Eğer projenizde destekleyici farklı bir bileşen kullanıyorsanız bunlarıda “dependencies” altına eklemeniz gerekecektir tabi ki. Bu uygulamanızı “publish” ettiğinizde; dotnet publish, publish klasöründe sadece ilgili *.dll’leri görürsünüz. Bu *.dll’leri .NET Core yüklü herhangi bir sisteme taşıdığınız takdirde uygulamanız sorunsuz çalışacaktır.

Screen Shot 2016-08-21 at 7.30.23 PM

“Self-Contained” uygulamalar

Bu tip uygulamalar, adından da anlaşılabileceği gibi, bağımsız olup, çalışacağı sistemde .NET Core’un yüklü olmasını gerektirmez.
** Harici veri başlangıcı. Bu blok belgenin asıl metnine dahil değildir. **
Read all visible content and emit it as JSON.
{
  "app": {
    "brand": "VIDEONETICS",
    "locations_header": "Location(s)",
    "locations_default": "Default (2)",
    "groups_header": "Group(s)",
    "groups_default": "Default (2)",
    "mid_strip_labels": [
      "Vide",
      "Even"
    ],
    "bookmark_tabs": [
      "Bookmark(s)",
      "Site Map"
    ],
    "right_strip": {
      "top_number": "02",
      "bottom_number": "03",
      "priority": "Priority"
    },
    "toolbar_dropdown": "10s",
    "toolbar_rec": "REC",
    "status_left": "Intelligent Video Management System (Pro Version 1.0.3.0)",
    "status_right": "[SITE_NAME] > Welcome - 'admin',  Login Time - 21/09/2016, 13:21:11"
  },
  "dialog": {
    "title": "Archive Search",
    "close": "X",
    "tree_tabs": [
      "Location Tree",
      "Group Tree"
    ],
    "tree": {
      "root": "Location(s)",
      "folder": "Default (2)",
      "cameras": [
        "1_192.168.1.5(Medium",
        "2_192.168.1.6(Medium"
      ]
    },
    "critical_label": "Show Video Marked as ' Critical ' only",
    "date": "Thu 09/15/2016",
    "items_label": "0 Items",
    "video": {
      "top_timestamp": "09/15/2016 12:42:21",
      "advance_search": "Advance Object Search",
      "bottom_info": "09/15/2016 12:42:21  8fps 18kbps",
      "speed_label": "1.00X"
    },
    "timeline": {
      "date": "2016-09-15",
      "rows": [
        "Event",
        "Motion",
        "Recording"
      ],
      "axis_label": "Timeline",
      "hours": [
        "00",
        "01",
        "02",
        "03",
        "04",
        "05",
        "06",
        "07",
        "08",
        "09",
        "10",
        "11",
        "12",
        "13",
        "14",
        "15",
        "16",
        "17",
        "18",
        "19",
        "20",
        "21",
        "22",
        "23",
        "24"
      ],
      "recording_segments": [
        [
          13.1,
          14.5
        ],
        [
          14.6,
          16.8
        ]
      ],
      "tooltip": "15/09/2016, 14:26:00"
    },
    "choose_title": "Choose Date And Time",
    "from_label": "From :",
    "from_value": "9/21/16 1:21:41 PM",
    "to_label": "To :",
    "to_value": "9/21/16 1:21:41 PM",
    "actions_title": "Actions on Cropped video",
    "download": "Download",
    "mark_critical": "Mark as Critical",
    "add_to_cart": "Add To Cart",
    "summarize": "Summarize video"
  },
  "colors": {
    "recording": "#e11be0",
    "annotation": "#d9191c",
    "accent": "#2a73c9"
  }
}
Çünkü “publish” olduğunda tüm gerekli dosyaları içerisinde barındıracaktır. Bu “publish” içeriğinin daha büyük olmasına neden olacaktır tabi ki, ama Docker gibi container platformlarında uygulamanızı host etmek isterseniz tercih edilebilecek bir yaklaşım olabilir.
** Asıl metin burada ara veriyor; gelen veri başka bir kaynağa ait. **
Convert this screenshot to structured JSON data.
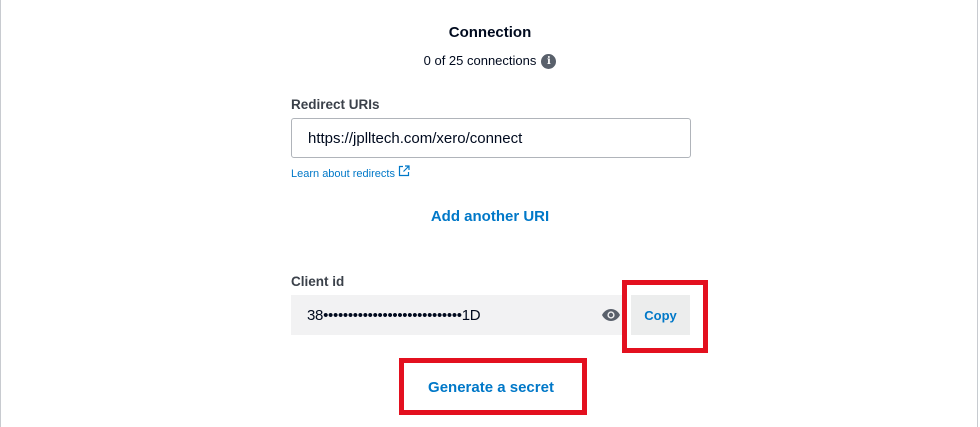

Bu tip uygulamaların project.json konfigürasyonu biraz daha farklı olacaktır. “Portable” tipdeki uygulamalardan farklı olarak “type:platform” özelliği dosyanın içerisinde olmamalı.

{
    "buildOptions": {
        "emitEntryPoint": true
    },
    "dependencies": {
        "Microsoft.NETCore.App": {
            "version": "1.0.0"
        }
    },
    "frameworks": {
        "netcoreapp1.0": {}
    },
    "runtimes": {
        "win10-x64": {},
        "osx.10.11-x64": {}
    }
}

publish self-containedEk olarak “runtimes” özelliğinde uygulamanın çalışacağın platformlar belirtilmelidir. Bu tanımlamaya göre projemizi publish ettiğimizde ilgili platform için uygulamamızın çalışması için gerekli tüm bileşenler publish klasöründe olacaktır. Böylece çalışacağı sistemde .NET Core yüklü olmak gerekliliği ortadan kalkmış oluyor.

Farklı amaçlar için tercih edebileceğimiz bu uygulama tipleri, .NET Core uygulamalarının çalışması için önemli bir konu. Şimdilik bu kadar, bir sonraki yazıda görüşürüz.

!!!Önemli!!! .NET Core’un ilerleyen versiyonlarında project.json değişeceği için bu yazıdaki örnekler ilerleyen versiyonlarda farklılaşabilir.